Lithium iron phosphate (LiFePO₄) battery’s thermal stability is significantly greater than that of other lithium-ion batteries. Its thermal runaway onset temperature reaches as high as 800-1000°C (200-300°C for ternary lithium battery), and the surface temperature only reaches 150°C in the needle-puncture test (GB/T 31485 standard). And there is no open flame and explosion involved (CATL 2023 test data). Depending on UL 1642 certification result, in the final stage of overcharging up to 150% capacity, expansion ratio of LiFePO₄ battery is ≤5% (≥20% for ternary cells), and the volume of flammable gas produced by electrolyte decomposition decreases by 87% (e.g., CO content decreases from 500ppm to 65ppm).

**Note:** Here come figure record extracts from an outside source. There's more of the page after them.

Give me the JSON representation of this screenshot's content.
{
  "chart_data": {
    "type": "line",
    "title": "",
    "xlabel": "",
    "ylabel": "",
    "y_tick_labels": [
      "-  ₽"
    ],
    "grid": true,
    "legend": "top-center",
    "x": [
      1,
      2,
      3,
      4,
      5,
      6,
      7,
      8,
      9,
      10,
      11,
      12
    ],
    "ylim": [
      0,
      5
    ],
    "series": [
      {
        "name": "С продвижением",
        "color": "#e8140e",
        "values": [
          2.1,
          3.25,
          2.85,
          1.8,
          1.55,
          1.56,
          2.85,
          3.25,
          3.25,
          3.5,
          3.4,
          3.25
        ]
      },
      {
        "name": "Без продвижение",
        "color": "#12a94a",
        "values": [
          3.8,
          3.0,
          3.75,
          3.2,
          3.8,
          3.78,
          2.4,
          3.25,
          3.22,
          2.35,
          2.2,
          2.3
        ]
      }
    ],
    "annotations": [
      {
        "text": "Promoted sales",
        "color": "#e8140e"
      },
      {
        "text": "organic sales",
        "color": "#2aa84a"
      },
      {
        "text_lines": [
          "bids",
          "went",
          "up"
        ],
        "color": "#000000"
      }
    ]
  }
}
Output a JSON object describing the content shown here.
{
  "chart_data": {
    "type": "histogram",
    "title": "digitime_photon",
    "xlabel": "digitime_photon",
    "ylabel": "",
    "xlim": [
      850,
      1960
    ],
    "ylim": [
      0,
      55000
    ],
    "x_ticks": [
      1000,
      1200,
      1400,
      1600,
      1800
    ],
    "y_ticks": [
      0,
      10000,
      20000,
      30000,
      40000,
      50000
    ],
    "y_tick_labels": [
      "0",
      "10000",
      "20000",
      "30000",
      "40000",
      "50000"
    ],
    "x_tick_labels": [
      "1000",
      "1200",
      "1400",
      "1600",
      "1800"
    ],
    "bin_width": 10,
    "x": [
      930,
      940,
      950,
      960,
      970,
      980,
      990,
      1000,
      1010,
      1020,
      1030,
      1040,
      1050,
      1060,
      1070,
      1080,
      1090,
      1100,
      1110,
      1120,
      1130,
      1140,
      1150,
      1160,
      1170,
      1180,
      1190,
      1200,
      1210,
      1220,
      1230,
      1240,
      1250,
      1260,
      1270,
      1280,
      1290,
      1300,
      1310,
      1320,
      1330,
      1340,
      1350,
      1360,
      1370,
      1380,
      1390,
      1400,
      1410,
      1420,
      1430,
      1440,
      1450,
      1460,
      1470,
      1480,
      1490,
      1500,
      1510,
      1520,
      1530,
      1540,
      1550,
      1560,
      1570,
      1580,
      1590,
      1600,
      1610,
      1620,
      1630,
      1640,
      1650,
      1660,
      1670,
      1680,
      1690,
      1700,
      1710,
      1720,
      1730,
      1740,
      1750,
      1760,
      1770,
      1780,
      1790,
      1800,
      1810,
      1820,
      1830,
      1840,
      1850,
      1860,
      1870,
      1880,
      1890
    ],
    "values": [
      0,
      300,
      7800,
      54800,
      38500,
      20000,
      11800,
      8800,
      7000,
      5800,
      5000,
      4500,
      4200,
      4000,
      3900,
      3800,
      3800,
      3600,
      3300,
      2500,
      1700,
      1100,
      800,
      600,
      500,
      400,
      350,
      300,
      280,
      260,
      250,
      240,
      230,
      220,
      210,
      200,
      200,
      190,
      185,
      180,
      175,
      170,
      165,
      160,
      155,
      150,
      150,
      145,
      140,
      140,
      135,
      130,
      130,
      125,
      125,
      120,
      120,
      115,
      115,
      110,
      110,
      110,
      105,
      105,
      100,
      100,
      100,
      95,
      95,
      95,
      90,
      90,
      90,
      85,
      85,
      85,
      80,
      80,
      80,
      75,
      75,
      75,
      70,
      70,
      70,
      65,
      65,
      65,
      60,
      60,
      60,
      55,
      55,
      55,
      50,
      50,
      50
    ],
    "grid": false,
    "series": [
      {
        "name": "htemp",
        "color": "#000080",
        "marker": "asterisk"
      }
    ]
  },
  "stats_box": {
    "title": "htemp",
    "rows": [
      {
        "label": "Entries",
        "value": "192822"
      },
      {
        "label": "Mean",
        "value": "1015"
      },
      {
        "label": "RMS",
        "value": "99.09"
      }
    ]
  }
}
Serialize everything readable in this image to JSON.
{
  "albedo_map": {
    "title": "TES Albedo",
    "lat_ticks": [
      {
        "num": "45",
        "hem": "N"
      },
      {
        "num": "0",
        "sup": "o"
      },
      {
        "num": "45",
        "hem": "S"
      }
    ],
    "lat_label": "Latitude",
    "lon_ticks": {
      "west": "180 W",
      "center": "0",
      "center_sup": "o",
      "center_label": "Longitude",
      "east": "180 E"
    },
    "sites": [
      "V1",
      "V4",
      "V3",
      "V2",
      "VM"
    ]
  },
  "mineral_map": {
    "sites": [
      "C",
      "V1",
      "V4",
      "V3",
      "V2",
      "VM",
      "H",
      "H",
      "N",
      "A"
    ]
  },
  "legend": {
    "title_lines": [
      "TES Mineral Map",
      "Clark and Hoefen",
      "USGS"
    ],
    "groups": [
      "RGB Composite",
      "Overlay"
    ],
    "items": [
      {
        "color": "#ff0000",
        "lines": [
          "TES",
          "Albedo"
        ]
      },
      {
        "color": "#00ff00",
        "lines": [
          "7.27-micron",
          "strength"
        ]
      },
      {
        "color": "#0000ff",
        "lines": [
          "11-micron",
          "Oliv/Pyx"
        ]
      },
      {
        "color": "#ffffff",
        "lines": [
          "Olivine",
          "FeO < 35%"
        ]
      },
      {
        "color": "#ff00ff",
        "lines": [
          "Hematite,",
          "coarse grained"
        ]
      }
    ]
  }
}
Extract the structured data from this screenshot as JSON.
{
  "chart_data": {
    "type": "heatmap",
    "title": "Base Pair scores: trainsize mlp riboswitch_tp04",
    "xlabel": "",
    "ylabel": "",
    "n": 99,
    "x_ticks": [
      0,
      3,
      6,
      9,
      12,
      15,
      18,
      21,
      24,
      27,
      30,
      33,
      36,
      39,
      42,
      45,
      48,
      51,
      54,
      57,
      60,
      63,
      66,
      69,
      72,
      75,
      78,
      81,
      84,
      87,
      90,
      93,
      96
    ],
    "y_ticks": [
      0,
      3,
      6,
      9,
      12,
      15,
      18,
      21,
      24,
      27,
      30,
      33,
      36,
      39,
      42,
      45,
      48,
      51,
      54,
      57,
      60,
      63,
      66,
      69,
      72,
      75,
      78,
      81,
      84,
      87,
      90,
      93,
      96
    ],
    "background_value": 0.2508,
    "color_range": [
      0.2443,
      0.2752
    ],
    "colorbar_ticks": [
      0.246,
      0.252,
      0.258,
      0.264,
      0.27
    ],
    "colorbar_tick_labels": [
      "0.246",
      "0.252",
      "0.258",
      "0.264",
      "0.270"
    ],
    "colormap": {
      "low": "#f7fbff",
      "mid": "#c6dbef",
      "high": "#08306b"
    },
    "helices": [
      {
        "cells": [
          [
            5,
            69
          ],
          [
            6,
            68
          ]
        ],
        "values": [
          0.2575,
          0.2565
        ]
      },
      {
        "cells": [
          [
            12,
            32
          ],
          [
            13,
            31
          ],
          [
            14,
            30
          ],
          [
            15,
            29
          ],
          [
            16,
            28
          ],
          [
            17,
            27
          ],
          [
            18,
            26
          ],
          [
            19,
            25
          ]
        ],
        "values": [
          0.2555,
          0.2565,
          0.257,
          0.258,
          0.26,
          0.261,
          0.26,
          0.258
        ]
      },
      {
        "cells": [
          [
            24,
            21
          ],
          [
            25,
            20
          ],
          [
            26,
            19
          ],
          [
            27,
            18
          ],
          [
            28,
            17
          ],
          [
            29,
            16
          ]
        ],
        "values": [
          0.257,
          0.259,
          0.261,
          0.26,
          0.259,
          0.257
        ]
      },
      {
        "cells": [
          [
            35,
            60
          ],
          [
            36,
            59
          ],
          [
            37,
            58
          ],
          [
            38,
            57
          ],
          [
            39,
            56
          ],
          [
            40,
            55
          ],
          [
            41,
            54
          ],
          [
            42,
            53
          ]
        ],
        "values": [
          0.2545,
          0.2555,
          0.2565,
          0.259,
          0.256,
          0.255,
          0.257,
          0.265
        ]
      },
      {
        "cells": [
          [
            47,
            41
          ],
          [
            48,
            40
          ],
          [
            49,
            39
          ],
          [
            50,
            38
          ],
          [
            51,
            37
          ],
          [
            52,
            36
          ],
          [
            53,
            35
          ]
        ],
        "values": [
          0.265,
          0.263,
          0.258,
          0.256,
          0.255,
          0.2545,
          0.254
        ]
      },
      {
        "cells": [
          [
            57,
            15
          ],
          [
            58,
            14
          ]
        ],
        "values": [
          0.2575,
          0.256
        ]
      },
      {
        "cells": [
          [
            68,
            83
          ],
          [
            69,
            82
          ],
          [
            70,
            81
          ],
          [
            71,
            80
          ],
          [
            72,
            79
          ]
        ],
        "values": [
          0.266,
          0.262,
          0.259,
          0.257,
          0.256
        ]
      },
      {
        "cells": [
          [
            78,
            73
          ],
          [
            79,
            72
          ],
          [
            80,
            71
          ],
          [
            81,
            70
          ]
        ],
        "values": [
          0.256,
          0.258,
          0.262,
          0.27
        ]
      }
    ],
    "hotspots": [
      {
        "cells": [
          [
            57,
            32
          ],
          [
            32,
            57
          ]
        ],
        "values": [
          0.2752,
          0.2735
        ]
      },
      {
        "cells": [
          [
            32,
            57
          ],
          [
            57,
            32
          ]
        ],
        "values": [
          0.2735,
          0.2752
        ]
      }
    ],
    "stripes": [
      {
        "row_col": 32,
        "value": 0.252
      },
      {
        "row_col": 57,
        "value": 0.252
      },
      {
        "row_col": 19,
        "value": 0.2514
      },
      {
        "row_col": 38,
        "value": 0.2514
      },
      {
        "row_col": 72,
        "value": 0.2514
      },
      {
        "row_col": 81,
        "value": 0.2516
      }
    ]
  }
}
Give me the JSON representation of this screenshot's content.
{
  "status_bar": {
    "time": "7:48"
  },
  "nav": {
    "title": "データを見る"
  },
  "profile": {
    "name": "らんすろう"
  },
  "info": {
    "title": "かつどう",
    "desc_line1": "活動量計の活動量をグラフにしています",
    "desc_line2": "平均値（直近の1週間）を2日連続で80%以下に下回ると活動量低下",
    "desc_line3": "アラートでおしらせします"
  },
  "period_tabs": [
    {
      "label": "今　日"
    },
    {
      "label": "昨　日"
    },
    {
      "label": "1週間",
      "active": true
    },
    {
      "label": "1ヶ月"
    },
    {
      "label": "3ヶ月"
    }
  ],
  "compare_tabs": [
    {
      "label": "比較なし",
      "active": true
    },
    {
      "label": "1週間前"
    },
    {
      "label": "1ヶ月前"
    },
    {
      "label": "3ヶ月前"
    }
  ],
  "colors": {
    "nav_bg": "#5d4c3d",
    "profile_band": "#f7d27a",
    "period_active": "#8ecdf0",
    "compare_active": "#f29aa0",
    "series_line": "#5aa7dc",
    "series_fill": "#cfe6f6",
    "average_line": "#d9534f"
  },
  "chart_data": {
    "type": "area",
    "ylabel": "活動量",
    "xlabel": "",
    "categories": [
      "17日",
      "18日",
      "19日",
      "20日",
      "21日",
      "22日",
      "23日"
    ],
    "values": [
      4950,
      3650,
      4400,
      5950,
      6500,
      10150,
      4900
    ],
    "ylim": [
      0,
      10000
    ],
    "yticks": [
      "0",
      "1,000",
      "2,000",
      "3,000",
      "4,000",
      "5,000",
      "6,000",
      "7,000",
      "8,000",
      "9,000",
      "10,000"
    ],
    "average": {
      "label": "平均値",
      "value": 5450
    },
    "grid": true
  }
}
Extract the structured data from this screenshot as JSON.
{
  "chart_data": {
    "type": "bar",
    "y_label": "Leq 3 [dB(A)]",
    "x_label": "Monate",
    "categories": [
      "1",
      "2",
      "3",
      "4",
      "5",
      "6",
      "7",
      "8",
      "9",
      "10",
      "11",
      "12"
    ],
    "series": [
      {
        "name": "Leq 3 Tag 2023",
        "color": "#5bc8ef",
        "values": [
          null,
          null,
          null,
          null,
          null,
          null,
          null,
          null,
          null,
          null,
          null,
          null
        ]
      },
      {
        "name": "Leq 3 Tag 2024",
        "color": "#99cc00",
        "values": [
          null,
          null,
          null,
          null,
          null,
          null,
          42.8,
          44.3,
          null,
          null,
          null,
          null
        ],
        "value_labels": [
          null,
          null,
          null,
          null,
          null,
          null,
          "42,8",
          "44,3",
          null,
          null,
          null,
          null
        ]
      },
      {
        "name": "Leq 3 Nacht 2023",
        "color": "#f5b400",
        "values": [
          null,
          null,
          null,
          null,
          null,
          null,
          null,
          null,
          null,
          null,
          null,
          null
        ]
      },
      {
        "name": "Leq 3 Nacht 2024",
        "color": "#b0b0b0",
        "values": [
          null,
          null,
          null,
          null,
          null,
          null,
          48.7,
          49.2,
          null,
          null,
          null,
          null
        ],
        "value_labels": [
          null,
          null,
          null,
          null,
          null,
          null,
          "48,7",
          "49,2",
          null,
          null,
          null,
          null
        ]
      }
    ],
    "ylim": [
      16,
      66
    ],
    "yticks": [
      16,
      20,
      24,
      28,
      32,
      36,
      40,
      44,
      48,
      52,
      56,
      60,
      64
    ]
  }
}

Cycle life bears very close correlation with safety. Although after 3000 charge and discharge cycles, LiFePO₄ battery’s capacity retention rate can be ≥80% (60% for ternary battery) and the increase rate of internal resistance is only 0.5mΩ/100 times (compared to 1.2mΩ for ternary battery). Real vehicle tests on BYD’s Blade Battery show that in the case of continuous charging and discharging at a 2C rate in a 45℃ high-temperature environment, the temperature difference between the battery pack is controlled within ±2°C (±5°C for traditional batteries), and the energy consumption of the thermal management system is reduced by 40%. The Tesla Megapack energy storage system utilizes LiFePO₄ batterie, the lifespan of which is designed for up to 20 years (8,000 cycles) and an annual capacity loss factor of 0.5% (2% for ternary batterie).
Cost safety margin is significant. The raw material expense of LiFePO₄ batterie is 35% less than that of ternary batteries (60% less lithium carbonate used), and the cobalt usage is 0. Catl’s 2023 financial report indicates that the yield rate of its LiFePO₄ production line has risen to 98.5% (92% for ternary batteries), and the cost of production per GWh has fallen to 5 million yuan (7.5 million yuan for ternary batteries). Ubs research indicates that electric vehicles based on LiFePO₄ have a possibility of 0.004 per 10,000 units to be on fire (0.03 times when the ternary battery is used), and it is possible to reduce insurance costs by 18%.
The mechanical safety testing is stringent. When it passes the GB 38031-2020 extrusion test, LiFePO₄ batterie deforms merely 30% under 100kN pressure (ternary battery casing cracked), and the voltage drop is ≤10% (ternary battery ≥50%). The Norwegian Maritime Authority’s 2022 accident report describes that the ship using LiFePO₄ did not experience thermal diffusion in the battery compartment within 72 hours of the collision, while the ternary battery pack initiated the fire protection system within 24 hours.
In environmental safety, the toxic content concentration in LiFePO₄ batterie is 90% lower than in nickel-cobalt-manganese Batteries, and recycling percentage is 98% (70% according to EU Batteries Directive 2023). Hunan Bomp Recycling’s recycling process shows that the cost of regenerating LiFePO₄ cathode material is 40 yuan /kg (ternary material is 120 yuan), and the quantity of leached heavy metals complies with the EPA TCLP requirement (lead <5ppm, nickel <20ppm).
Completeness in regulation ensures safety. LiFePO₄ battery has passed UN38.3 air transport certification (vibration frequency test 7Hz-200Hz, acceleration 8G) and IEC 62619 industrial application certification (overcharge/overdischarge protection response time <50ms). NFPA 855 standard in the US allows energy density of LiFePO₄ energy storage system to be extended to 50kWh/m² (ternary battery limit is 20kWh), and no additional fire separation distance is required.
Remaining hazards must be addressed. Based on a 2023 study by Tsinghua University, the nominal capacity of LiFePO₄ batterie decreases to 65% (75% for ternary batteries) under a low-temperature condition of -30℃, and the growth rate of lithium dendrite during fast charging is three times higher than that at room temperature. Nevertheless, with a preheating system (with the energy demand reduced from 15% to 5%) and new additives to the electrolyte (such as 1% LiPO2F2), its low-temperature performance can be improved to 85% of nominal.